Today’s offering was inspired by the spirit of fearless female endeavour and Mary Gabriel’s pioneering book Ninth Street Women.
“The book charts the lives of five female artists who drove a post-war revolution in modern art,” Malone told Vogue. “It served as a powerful reminder of the importance of absolute and utter dedication to ‘the work’, and the new collection.”
The designer’s influence was characterised by short, sharp hits of structured tailoring, asymmetric shoulders, the strange positioning of cut-outs and a new take on last season’s Herculean gowns that were constructed with complicated arrangements of ruched mesh and shoulders so wide they almost touched the knees of those sitting on the FROW.
While sustainability is a novel idea for many designers, for Malone it is an intrinsic part to what he does, and this season was no exception.
For AW20, the designer presented an upcycled jewellery collaboration with Alighieri’s Rosh Mahtani and left guests with double-sided show notes explaining his commitment to “establish a new way of producing fashion”.

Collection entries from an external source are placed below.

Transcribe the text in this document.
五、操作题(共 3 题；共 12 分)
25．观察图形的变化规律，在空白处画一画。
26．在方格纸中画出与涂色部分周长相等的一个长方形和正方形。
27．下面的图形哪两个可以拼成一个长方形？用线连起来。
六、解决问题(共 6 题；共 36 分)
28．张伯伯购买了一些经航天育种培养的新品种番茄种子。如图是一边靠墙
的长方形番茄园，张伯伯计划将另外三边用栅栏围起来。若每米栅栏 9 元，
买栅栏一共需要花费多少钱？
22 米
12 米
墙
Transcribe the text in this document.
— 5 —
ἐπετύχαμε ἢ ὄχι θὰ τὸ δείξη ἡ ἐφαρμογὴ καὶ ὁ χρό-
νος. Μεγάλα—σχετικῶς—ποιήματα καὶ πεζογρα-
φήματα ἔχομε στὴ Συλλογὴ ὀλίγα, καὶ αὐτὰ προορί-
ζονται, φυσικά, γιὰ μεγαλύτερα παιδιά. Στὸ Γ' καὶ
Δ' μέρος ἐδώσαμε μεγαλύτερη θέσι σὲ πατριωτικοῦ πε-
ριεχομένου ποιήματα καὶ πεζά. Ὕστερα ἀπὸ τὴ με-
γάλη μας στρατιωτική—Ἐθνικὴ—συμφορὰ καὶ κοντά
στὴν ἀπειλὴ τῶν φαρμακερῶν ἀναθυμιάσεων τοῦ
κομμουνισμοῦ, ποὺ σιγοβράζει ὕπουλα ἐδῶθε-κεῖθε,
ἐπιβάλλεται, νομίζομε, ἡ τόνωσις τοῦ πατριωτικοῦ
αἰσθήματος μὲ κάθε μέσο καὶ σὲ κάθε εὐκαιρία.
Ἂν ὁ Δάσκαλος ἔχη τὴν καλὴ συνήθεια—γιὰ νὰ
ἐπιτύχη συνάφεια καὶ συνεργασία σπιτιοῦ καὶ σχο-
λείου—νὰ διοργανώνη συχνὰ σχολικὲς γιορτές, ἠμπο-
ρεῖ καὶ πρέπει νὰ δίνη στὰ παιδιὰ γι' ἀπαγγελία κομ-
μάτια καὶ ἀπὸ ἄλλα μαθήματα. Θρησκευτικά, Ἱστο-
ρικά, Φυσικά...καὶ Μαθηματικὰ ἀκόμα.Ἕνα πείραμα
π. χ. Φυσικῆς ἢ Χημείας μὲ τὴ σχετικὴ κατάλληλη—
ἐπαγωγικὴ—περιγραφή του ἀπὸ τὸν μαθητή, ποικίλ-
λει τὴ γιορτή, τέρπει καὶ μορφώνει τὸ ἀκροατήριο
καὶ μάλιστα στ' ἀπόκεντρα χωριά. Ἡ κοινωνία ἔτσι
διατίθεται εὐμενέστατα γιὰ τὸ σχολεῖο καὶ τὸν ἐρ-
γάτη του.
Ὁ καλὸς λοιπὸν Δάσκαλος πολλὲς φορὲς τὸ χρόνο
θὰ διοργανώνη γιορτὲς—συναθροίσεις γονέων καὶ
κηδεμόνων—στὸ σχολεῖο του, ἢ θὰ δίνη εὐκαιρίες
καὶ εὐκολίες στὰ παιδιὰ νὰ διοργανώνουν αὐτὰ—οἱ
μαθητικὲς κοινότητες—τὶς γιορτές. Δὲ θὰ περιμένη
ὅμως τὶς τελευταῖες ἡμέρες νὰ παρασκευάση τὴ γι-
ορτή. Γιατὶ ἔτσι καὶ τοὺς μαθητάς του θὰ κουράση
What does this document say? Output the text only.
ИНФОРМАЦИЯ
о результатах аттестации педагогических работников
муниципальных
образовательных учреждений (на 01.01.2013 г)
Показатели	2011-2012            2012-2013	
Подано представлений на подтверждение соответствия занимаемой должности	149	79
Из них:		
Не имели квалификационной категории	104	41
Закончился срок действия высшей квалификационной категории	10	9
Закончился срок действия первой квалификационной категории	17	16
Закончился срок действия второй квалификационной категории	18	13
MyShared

Among the innovations, Malone’s latest collection was crafted from regenerative nylon, recycled leather and wools that were dyed using the juice of lotus leaves.
Matty Bovan
As one of the most exciting designers currently rising out of London’s fashion scene, Matty Bovan is one for doing things differently.
In previous seasons, Bovan’s shows have included everything from balloon headdresses and crinoline ballgowns to exuberant leg-of-mutton silhouettes. And while the designer’s wild and wonderful displays of self-expression were evident, his latest collection felt far more, dare we say it, wearable.
The signatures seen in previous collections were dialled down for autumn/winter in favour of textural fabrics, including velvet ripples and woollen piles, while giant hand-appliqued Swarovski crystals adorned Fiorucci denim.
Elsewhere, tulle party dresses and lean pinstripe trousers were paired with cowboy boots while oversized knits in fluorescent brights and distorted florals became the designer’s latest obsession.
Of course, there were moments that Bovan’s creativity bloomed, particularly when it came to pushing silhouettes using angular shapes which he said represented “an out-of-body experience”.
Most notably, this came in the form of custom screens that were attached to the shoulders and skirts of jacquard dresses and adorned with prints excavated from the British Library’s archive to become spatial banners.
Season after season, it is this warped friction between reality and fantasy that makes Bovan’s playful collections so intriguing, but for him these offerings do more than peak our sartorial interest with a “raft of pressing, esoteric questions about the purpose of making fashion in 2020”.